Johannes Dörflinger an der Grenze zwischen Kreuzlingen und Konstanz am 16. April 2020.

Bild: Urs Brüschweiler

«Es war ein Schock, als diesen Frühling die Deutschen und Schweizer Behörden je einen Grenzhag auf Klein Venedig errichteten. Mein Werk, die Kunstgrenze, mitten drin. Verunstaltet. Es hat in mir eine solche Wut aufgelöst, meine Tarotfiguren so verstellt zu sehen.

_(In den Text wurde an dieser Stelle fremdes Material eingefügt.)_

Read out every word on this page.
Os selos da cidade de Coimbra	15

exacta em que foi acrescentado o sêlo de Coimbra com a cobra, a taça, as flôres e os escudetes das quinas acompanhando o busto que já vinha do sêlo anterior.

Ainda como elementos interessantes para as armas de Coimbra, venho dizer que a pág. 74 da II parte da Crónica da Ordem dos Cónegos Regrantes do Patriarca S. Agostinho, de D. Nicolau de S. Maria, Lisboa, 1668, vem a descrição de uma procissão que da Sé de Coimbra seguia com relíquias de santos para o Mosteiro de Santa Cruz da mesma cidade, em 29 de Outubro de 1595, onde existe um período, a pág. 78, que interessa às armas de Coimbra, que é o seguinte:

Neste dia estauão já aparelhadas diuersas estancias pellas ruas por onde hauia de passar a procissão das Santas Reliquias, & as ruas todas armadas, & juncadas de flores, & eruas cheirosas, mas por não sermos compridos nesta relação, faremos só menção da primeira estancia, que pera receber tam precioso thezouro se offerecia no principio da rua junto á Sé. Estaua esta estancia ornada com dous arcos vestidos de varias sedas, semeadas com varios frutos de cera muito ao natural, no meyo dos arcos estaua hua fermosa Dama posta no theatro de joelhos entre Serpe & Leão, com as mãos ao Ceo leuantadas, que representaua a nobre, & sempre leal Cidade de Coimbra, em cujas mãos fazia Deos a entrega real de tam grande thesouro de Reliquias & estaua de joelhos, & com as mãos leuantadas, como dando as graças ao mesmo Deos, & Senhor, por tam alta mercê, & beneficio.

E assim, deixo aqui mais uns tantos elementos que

Seit 2007 stehen sie auf dem 280 Meter langen Grenzabschnitt zwischen Kreuzlingen und Konstanz. Kunst statt Maschendraht war bei der Einweihung die Devise. Meine Figuren stehen für Offenheit, Kreativität und Grenzenlosigkeit. Und dann das.

Durch den doppelten Gitterzaun wurde das Kunstwerk zu einem Zeichen von Angst, Abschreckung und Abgeschiedenheit. Ich selber durfte kurzzeitig auch nicht mehr in die Schweiz einreisen. Die Präsidentin der Dörflinger-Stiftung hat mir dann aber zum Glück eine Einreisebewilligung besorgen können, damit ich an Sitzungen in Kreuzlingen teilnehmen konnte. Als die Zäune Mitte Mai endlich wieder entfernt wurden, war ich sehr erleichtert. Zusammen mit Freunden haben wir an der Kunstgrenze ein Freiheitstreffen gefeiert.

Wie ich als Künstler mit der Coronasituation umgehe? Ich arbeite einfach weiter. Unsere Galerie in Konstanz ist geöffnet. Ich zeichne. Ich male. Ich bereite Ausstellungen vor. Auch wenn ich mit meinem Alter zur Risikogruppe gehöre: Corona hat mir nie Angst gemacht.»